The shooting came just hours after the city's police chief resigned in the wake of a Justice Department report accusing the department of racially biased policing. Demonstrators had gathered Wednesday evening outside the police department to call for more change.
On Thursday evening, dozens of people gathered near the site of the shooting for a candle-light vigil, and protesters continued their practice of picketing the police station.
On Friday, law enforcement continued their search for suspects in the shootings. Rewards of $13,000 are being offered for information leading to an arrest or arrests.
U.S. Attorney General Eric Holder called the Thursday morning attack "an ambush" and said the perpetrator was "trying to sow discord."
Ferguson Police Chief Thomas Jackson submitted his resignation Wednesday, seven months after the racial tension began with a white police officer, Darren Wilson, shooting to death an unarmed black teenager, Michael Brown, after Brown attacked him during a street confrontation last August.
Jackson became the focus of bitter complaints of racial discrimination within his department in the aftermath of Brown's shooting.
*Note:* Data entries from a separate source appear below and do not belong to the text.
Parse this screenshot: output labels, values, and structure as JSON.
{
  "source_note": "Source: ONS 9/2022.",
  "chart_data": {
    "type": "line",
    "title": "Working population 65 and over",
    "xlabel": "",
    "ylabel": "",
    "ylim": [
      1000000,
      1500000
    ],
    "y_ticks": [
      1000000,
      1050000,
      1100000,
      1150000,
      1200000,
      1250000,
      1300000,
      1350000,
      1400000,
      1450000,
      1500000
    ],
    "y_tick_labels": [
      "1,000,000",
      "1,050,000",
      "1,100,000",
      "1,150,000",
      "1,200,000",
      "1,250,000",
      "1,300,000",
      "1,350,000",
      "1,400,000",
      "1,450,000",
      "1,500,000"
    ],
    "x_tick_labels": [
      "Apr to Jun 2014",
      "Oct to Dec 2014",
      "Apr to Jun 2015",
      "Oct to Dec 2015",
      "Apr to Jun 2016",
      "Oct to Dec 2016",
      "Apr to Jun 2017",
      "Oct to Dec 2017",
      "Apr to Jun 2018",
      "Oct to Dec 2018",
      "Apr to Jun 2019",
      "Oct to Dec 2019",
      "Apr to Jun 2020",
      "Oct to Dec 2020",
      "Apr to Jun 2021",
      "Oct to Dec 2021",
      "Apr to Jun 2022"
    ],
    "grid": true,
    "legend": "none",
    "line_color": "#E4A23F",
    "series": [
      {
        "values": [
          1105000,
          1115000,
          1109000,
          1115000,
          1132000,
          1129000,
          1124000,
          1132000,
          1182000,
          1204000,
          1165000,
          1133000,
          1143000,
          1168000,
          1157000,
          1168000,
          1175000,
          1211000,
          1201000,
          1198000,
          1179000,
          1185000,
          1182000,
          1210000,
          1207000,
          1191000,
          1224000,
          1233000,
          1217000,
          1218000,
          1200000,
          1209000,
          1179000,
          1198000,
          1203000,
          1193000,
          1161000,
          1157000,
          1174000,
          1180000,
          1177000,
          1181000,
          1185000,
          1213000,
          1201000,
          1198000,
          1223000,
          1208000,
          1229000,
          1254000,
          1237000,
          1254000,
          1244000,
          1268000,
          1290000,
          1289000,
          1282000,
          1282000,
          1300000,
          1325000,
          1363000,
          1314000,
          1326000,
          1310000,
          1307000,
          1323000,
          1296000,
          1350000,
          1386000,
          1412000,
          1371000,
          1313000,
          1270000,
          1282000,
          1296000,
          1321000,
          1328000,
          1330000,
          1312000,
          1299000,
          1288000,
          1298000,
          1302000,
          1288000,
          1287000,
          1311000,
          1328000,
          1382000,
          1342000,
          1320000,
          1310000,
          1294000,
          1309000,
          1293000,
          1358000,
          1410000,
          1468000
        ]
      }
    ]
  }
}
A report released last week by the Justice Department criticized the Ferguson police department for bias against the city's black majority, including arbitrary traffic stops, arrests and tickets. The report said city officials operated its courts as a money-making venture.
Jackson is the sixth Ferguson official to step down in the wake of the Justice Department report. Ferguson's city manager and a municipal court judge resigned this week, while a city court clerk and two police officers were either dismissed or resigned after they were identified in the report of sending racist emails.
Ferguson is still reeling from the shooting, which set off weeks of violence in the city. Wilson was not charged by the Justice Department with violating Brown's civil rights, and a state grand jury failed to bring criminal charges against him.